Each walk has been a unique experience and this one was especially fun as Charles and I enjoyed the company of two lively Colombians: my sister Sandra and my friend Vlacho (Vladimir). They were great fun and I would love to have them along anytime. I hope they join us again and we look forward to more company as we explore our backyard. We began this walk at Franklin and Highland (near the Kodak Theatre where the Oscars are held).
American Legion post, Hollywood.
This first stairway consisted of 103 step and led us to Glencoe Way from where you can see High Tower (more on that later).
Vlad, Sandra, and Charles enjoying the shaded stairway.
We continued along this street which ended at a cul-de-sac. A walkway that appeared to be private was actually a shaded path that led us to a Frank Lloyd Wright design - the Samuel Freeman house. This 1924-built structure is one of several in Los Angeles which include the Ennis and Hollyhock structures.
We retraced our steps back to Glencoe only to face this monster which led us to Paramount Drive - only the first part had railings.
The set of steps pictured above led to a 'walk street' (Los Altos Place). It is a rare occurence in Los Angeles to have two such streets intersect.

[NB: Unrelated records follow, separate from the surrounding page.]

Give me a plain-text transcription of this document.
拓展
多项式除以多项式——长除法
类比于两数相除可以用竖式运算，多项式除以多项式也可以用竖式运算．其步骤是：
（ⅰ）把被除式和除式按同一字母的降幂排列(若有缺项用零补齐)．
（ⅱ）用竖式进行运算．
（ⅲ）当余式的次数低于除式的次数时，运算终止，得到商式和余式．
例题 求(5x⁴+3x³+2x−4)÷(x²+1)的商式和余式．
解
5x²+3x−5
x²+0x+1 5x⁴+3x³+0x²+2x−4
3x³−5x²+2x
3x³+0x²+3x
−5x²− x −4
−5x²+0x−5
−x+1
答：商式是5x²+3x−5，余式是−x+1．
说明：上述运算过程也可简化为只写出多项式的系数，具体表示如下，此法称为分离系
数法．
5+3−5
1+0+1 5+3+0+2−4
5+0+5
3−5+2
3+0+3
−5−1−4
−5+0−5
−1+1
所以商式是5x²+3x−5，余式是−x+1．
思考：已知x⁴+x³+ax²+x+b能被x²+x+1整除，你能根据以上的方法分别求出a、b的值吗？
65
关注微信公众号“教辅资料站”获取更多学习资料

These streets are only accessible by foot. We continued up the stairs to a path leading to the High Tower elevator and the Alta Loma walk street neighborhood.
I had no idea this High Tower campanile-type structure existed! Apparently it has appeared in numerous Raymond Chandler and Harry Bosch novels. The tower was built in the 1920s to serve the residents of the Alta Loma neighborhood and it is said that only 30 neighbors have keys to this elevator tower - all others have to hoof it like we did.
We encountered this gentleman (Gary) at the entrance to the tower. He owns several properties in the area and has lived there for a very long time. It was a treat to hear about his life experiences. According to Gary, the lady who was the voice of Snow White lived locally (see picture below) and they adopted each other. This woman's sister was a voice coach and counted Maria Callas among her students. I can only imagine the opera diva walking this neighborhood, her voice echoing through the hills. I love these types of unexpected experiences when exploring the city.
This home on Broadview Terrace was designed by Lloyd Wright (son of Frank Lloyd Wright).
We continued along this very quiet, lush, and secluded neighborhood called Alta Loma. I kept thinking about what a privilege it would be to live here but what happens when you need to get some diapers or have to buy new furniture or have to lug your groceries?? We saw a couple leaving with a baby so people do manage!
The 'Snow White' house.
An interesting mailbox. You can see through the window if you've got mail.
We climbed down this last set of steps back to civilization. It led us to an area next to the Hollywood Bowl.
One of my favorite summertime activities is to attend concerts at the Hollywood Bowl but I didn't know there was a park on Highland Avenue adjacent to the main entrance. The Highland Camrose Park is a peaceful oasis with picnic benches and beautifully restored structures on the grounds. What a wonderful surprise to mark the end of our walk!
Since Charles has a food blog called 100 Miles we try to end all our walks with food. This time the four of us had lunch at the Alcove Cafe & Bakery in the Los Feliz neighborhood of Los Angeles. It's located in restored bungalows built in 1916 and offers a peaceful locale from which to recharge after an arduous walk.
Feel free to join me as I discover hidden parts of Los Angeles and tackle the remaining 37 stair walks.